Sehr geehrte Frau Meyer,
im neuen Papier steht, daß das Renteneintrittsalter an die Lebenszeit gekoppelt werden soll. Sehen Sie das genauso oder stimmen Sie dagegen?
LG, Ruth T.
Sehr geehrte Frau T.,
da die Abstimmung zum Reformpaket im Bund stattfindet, kann ich als Landtagsabgeordnete mich an der Abstimmung leider nicht beteiligen.
Deswegen hier nur meine persönliche Haltung dazu: Ich bin dagegen, das Renteneintrittsalter an die Lebenszeit zu koppeln, da es an der Lebensrealität vieler Menschen vorbeigeht.

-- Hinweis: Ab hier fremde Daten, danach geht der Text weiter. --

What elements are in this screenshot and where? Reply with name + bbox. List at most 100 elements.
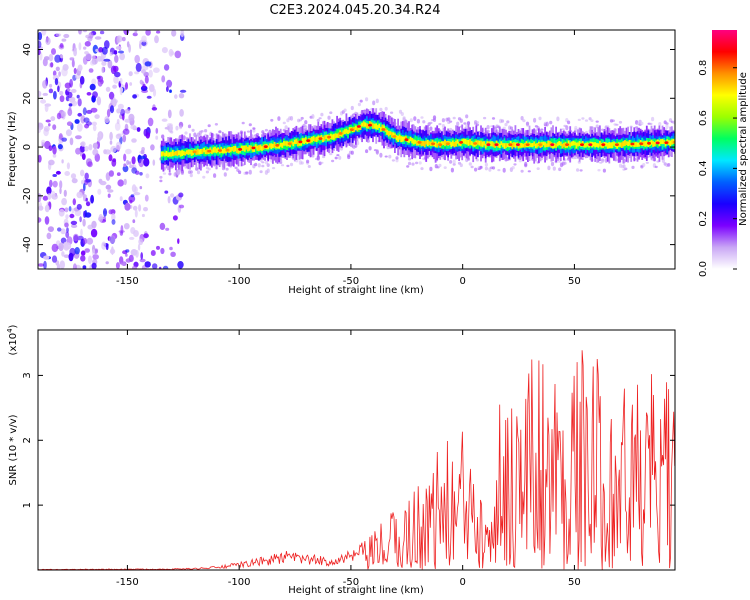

Es werden dabei diverse Punkte nicht oder nicht ausreichend berücksichtigt, u.a. dass Arbeit Menschen unterschiedlich fordert oder wie lange jemand arbeitet oder ob Sorgearbeitszeiten berücksichtigt werden oder wie die Gesundheitssituation ist und weiteres.
Dass zudem die abschlagsfeie Rente nach 45 Beitragsjahren abgeschafft werden soll, führt gerade bei vielen körperlich oder psychisch hart arbeitenden Menschen zu einer herausfordernden finanziellen Situation im Alter.
Altersarmut wird mit den Vorschlägen aus meiner Informationslage heraus eher verstärkt, als entgegengewirkt.
Dass grundsätzlich nicht wenige junge Menschen die Rente vieler älterer Menschen finanzieren können ist aber auch klar. Reformen sind also nötig, aber gerecht müssen sie sein. Das sehe ich in den großen Linien des geplanten Reformpaketes allerdings nicht, sonderen nur an einigen wenigen vermeintlich kleineren geplanten Maßnahmen.